07-寒村の少年-
遅くなってすみません
もう少し書いたほうがいいかなと思いつつ、時間がたってしまいました
「クソっ!!」
アレンは傷の痛みに顔をしかめながら悪態をつく。
レナを連れてこれなかった怒りと、村を突然失ったことに対する混乱。
年の割に大人びたアレンでも受け入れがたいことだった。
「ディオン、夜になったら助けに行きたい」
「……ダメだ」
ディオンは硬い表情でそうつぶやいた。
「ディオン」
「ダメだ。俺とアレンの二人じゃ何もできない」
「……クソ!!!なんであんな目に合わなきゃなんないんだっ!クソどもが、ぶっ殺してやる」
アレンの握りしめた手から赤い筋がこぼれる。
胸の中には行き場のない怒り。
「……絶対あいつらは殺す。全部殺す」
「アレン、落ち着け」
「……今飛び出して行っても何もできないのはわかってる。わかってるけど!それでもあいつらは殺す、絶対に殺す」
「アレン……」
「大丈夫だよ、ディオン。今は抑える」
アレンは怨嗟のこもった熱い息を吐くと、ディオンに向き直った。
昨日までの明るく優しさの感じられる表情は消え、今あるのは、怒り。
「ディオン……やっぱ悔しい」
「俺もだ、アレン」
ディオンはアレンに肩を貸すと立ち上がらせた。
きつめにまかれた包帯は、血で赤くにじんでいる。
「アレン、歩けるか?今日中には黒い森にはいるぞ」
アレンはそのままディオンに支えられて歩き出した。
彼の眼には、涙がにじんでいた。
一方、親衛軍はアレンとディオンの捜索に踏み出していた。
村長のせがれは手負いであり、みすみす逃す必要もない。
「いたかっ?」
「見つかりませんっ!!」
だが、けがをしたアレンを無理をさせてでも進むディオンらを親衛軍は中々とらえられずにいた。
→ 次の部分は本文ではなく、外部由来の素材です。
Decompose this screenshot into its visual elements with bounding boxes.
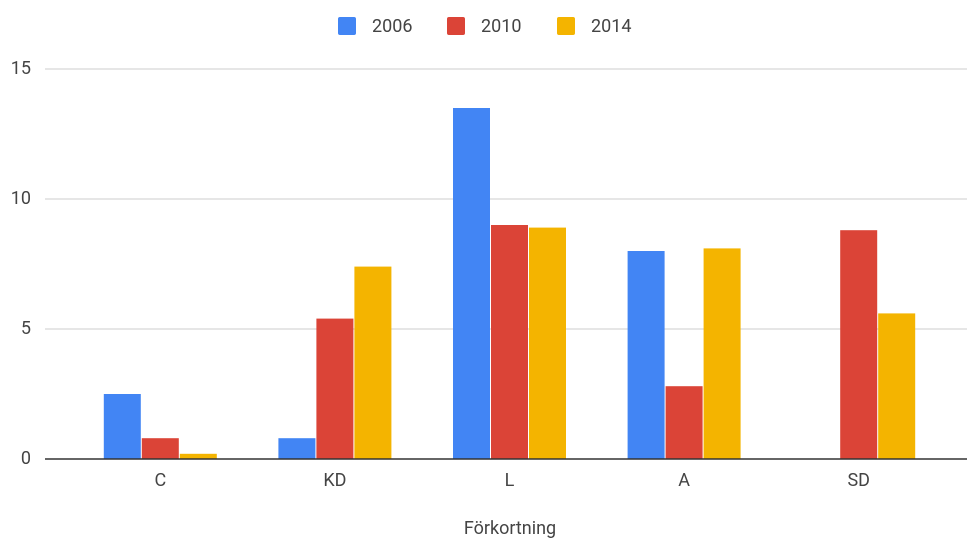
bar	[491, 225, 528, 459]
legend-swatch	[447, 17, 465, 35]
legend-label: 2010	[481, 16, 521, 37]
bar	[703, 248, 741, 459]
x-axis-title: Förkortning	[464, 518, 556, 539]
legend-swatch	[557, 17, 575, 35]
x-tick-label: SD	[847, 470, 870, 491]
bar	[627, 251, 665, 459]
bar	[179, 453, 217, 459]
x-tick-label: A	[678, 470, 690, 491]
legend-label: 2006	[372, 16, 412, 37]
bar	[529, 227, 566, 459]
bar	[453, 108, 490, 459]
bar	[878, 313, 916, 459]
y-tick-label: 15	[11, 58, 31, 79]
bar	[103, 394, 141, 459]
legend-swatch	[338, 17, 356, 35]
legend-label: 2014	[591, 16, 631, 37]
bar	[316, 318, 354, 459]
x-tick-label: C	[154, 470, 166, 491]
x-tick-label: L	[505, 470, 515, 491]
bar	[354, 266, 392, 459]
y-tick-label: 0	[21, 448, 31, 469]
x-tick-label: KD	[323, 470, 346, 491]
y-tick-label: 5	[21, 318, 31, 339]
bar	[665, 386, 703, 459]
bar	[141, 438, 179, 459]
bar	[278, 438, 316, 459]
y-tick-label: 10	[11, 188, 31, 209]
bar	[840, 230, 878, 459]
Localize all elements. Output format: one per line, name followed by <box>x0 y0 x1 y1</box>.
そうこうしているうちに日は落ち、捜索は打ち切られた。
夜に深き森に分け入れば命を失う。
翌日の朝まで待機となった。
そしてその深夜、アレンとディオンは深き森の中につくられた小さな小屋の中にいた。
『魔女の小屋』と名付けられた緊急避難用の石造りの小屋だ。
パチパチと、かまどの火が焚かれる。
「アレン、傷はどうだ」
「……どうにか、もうふさがってきたよ」
「……竜の歌のせいか?」
「多分、そうだと思う……。まるで人間じゃなくなったみたいだよ」
そうこぼしたアレンの腹の傷はすでにふさがっていた。
あとはまだ残っているが痛みは引き始めているのだ。
「まあ、そう言うな。たまたま起きた奇跡だとでも思えばいいのさ」
「そうだね、ありがとディオン」
ディオンは席を立つと、かまどにかけた鍋をかき回した。
保存されていた乾燥野菜と鹿肉のチョップを煮込んでいる。
器に盛るとアレンに渡した。
「さあ、食え。血は失ったからな」
「ありがと、……いただきます」
ハフハフと、温かいスープを飲む。
じわり、とアレンの眼に涙が浮かんだ。
幸せを理不尽に奪われた悔しさ。
守れなかった無力感。
ぶつけようのない、怒り。
言葉にならない感情がアレンの脳裏を駆け巡る。
泣きじゃくりながら食べる逃避行の夕食は忘れ得ぬものとなった。
静かに夜は更けていく。
明日には森を抜けてこの国から逃げなければならないだろう。